Mi'an lalu pamit sebentar pada Wardi. Alasannya untuk buang air kecil. Di balik gerumbul pohon bambu, ia menyerahkan ketiga benda pusaka itu pada Candrasa.

"Kau tidak curiga aku membawa kabur pusaka-pusaka ini?"

"Bukankah kita teman?"

"Baiklah. Berhati-hatilah. Dari bentuk jin-jin itu, mereka penghuni muara." Candrasa mengingatkan.

"Kita ikuti saja, Sa. Barangkali memang ini jalan yang harus kita lewati."

Mi'an dan Wardi lalu berjalan menuju kapal.

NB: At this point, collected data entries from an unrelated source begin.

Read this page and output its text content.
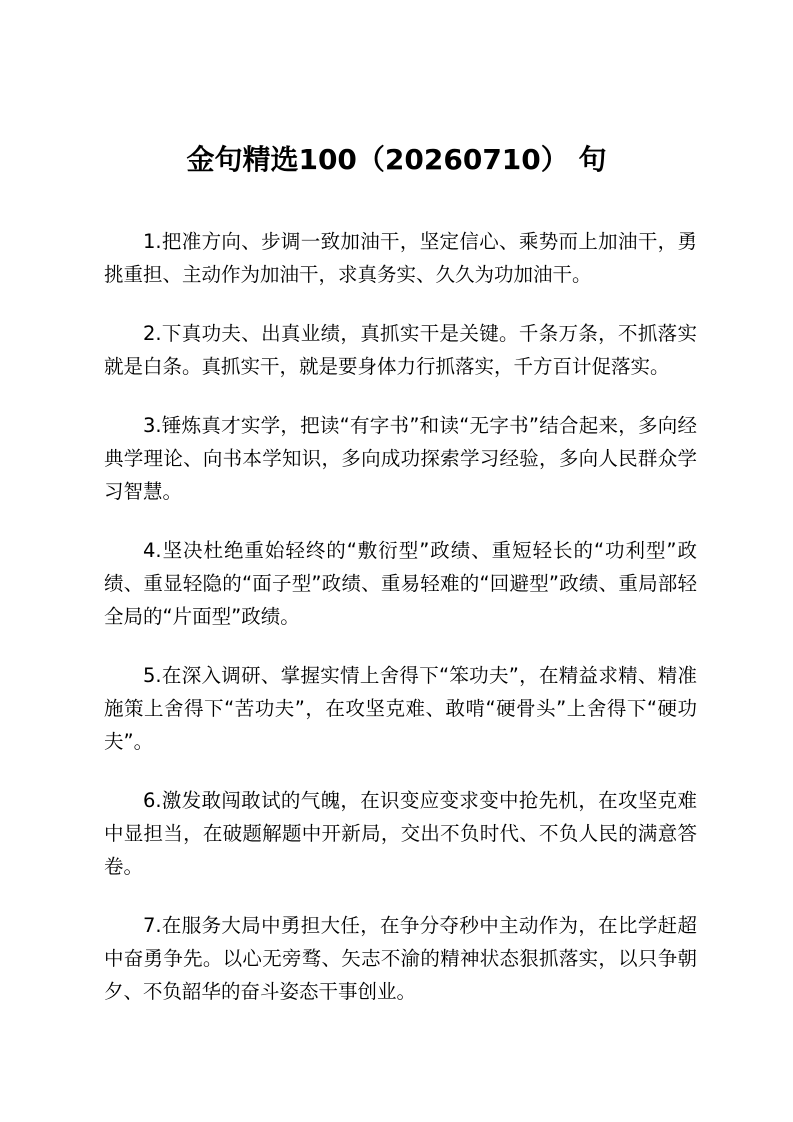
金句精选100（20260710） 句

1.把准方向、步调一致加油干，坚定信心、乘势而上加油干，勇挑重担、主动作为加油干，求真务实、久久为功加油干。

2.下真功夫、出真业绩，真抓实干是关键。千条万条，不抓落实就是白条。真抓实干，就是要身体力行抓落实，千方百计促落实。

3.锤炼真才实学，把读“有字书”和读“无字书”结合起来，多向经典学理论、向书本学知识，多向成功探索学习经验，多向人民群众学习智慧。

4.坚决杜绝重始轻终的“敷衍型”政绩、重短轻长的“功利型”政绩、重显轻隐的“面子型”政绩、重易轻难的“回避型”政绩、重局部轻全局的“片面型”政绩。

5.在深入调研、掌握实情上舍得下“笨功夫”，在精益求精、精准施策上舍得下“苦功夫”，在攻坚克难、敢啃“硬骨头”上舍得下“硬功夫”。

6.激发敢闯敢试的气魄，在识变应变求变中抢先机，在攻坚克难中显担当，在破题解题中开新局，交出不负时代、不负人民的满意答卷。

7.在服务大局中勇担大任，在争分夺秒中主动作为，在比学赶超中奋勇争先。以心无旁骛、矢志不渝的精神状态狠抓落实，以只争朝夕、不负韶华的奋斗姿态干事创业。
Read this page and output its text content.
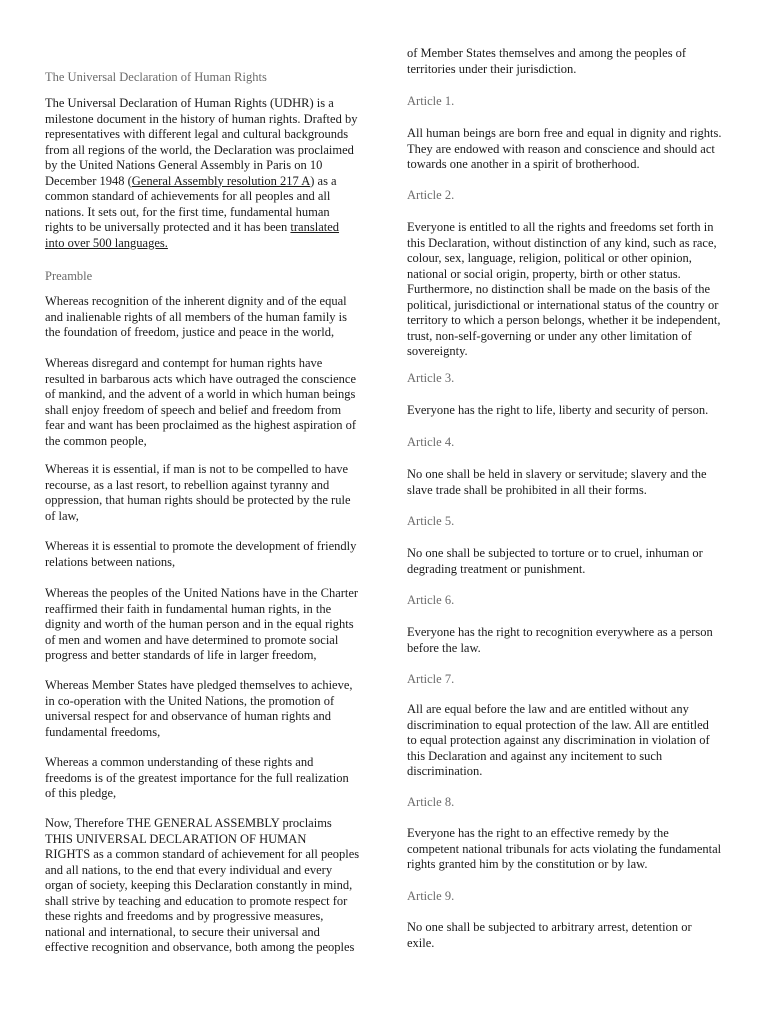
The Universal Declaration of Human Rights

The Universal Declaration of Human Rights (UDHR) is a
milestone document in the history of human rights. Drafted by
representatives with different legal and cultural backgrounds
from all regions of the world, the Declaration was proclaimed
by the United Nations General Assembly in Paris on 10
December 1948 (General Assembly resolution 217 A) as a
common standard of achievements for all peoples and all
nations. It sets out, for the first time, fundamental human
rights to be universally protected and it has been translated
into over 500 languages.

Preamble

Whereas recognition of the inherent dignity and of the equal
and inalienable rights of all members of the human family is
the foundation of freedom, justice and peace in the world,

Whereas disregard and contempt for human rights have
resulted in barbarous acts which have outraged the conscience
of mankind, and the advent of a world in which human beings
shall enjoy freedom of speech and belief and freedom from
fear and want has been proclaimed as the highest aspiration of
the common people,

Whereas it is essential, if man is not to be compelled to have
recourse, as a last resort, to rebellion against tyranny and
oppression, that human rights should be protected by the rule
of law,

Whereas it is essential to promote the development of friendly
relations between nations,

Whereas the peoples of the United Nations have in the Charter
reaffirmed their faith in fundamental human rights, in the
dignity and worth of the human person and in the equal rights
of men and women and have determined to promote social
progress and better standards of life in larger freedom,

Whereas Member States have pledged themselves to achieve,
in co-operation with the United Nations, the promotion of
universal respect for and observance of human rights and
fundamental freedoms,

Whereas a common understanding of these rights and
freedoms is of the greatest importance for the full realization
of this pledge,

Now, Therefore THE GENERAL ASSEMBLY proclaims
THIS UNIVERSAL DECLARATION OF HUMAN
RIGHTS as a common standard of achievement for all peoples
and all nations, to the end that every individual and every
organ of society, keeping this Declaration constantly in mind,
shall strive by teaching and education to promote respect for
these rights and freedoms and by progressive measures,
national and international, to secure their universal and
effective recognition and observance, both among the peoples

of Member States themselves and among the peoples of
territories under their jurisdiction.

Article 1.

All human beings are born free and equal in dignity and rights.
They are endowed with reason and conscience and should act
towards one another in a spirit of brotherhood.

Article 2.

Everyone is entitled to all the rights and freedoms set forth in
this Declaration, without distinction of any kind, such as race,
colour, sex, language, religion, political or other opinion,
national or social origin, property, birth or other status.
Furthermore, no distinction shall be made on the basis of the
political, jurisdictional or international status of the country or
territory to which a person belongs, whether it be independent,
trust, non-self-governing or under any other limitation of
sovereignty.

Article 3.

Everyone has the right to life, liberty and security of person.

Article 4.

No one shall be held in slavery or servitude; slavery and the
slave trade shall be prohibited in all their forms.

Article 5.

No one shall be subjected to torture or to cruel, inhuman or
degrading treatment or punishment.

Article 6.

Everyone has the right to recognition everywhere as a person
before the law.

Article 7.

All are equal before the law and are entitled without any
discrimination to equal protection of the law. All are entitled
to equal protection against any discrimination in violation of
this Declaration and against any incitement to such
discrimination.

Article 8.

Everyone has the right to an effective remedy by the
competent national tribunals for acts violating the fundamental
rights granted him by the constitution or by law.

Article 9.

No one shall be subjected to arbitrary arrest, detention or
exile.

Dua orang yang tubuhnya bersisik, berkepala mirip kadal, dan berbau amis menghentikan mereka dengan tombaknya.

"Tunggu dulu! Siapa pemuda ini?!" tanya salah satu dari mereka.

"Dia calon pewarisku. Aku mengajaknya agar nanti tahu tempat tugasnya," jawab Wardi.

"Pewaris? Mengapa tidak ada pemberitahuan jika kau akan mengajak seseorang?"

"Kau tidak percaya padaku? Anak dan Istriku ada di tangan kalian, kan? Bagaimana mungkin aku berani berbohong?"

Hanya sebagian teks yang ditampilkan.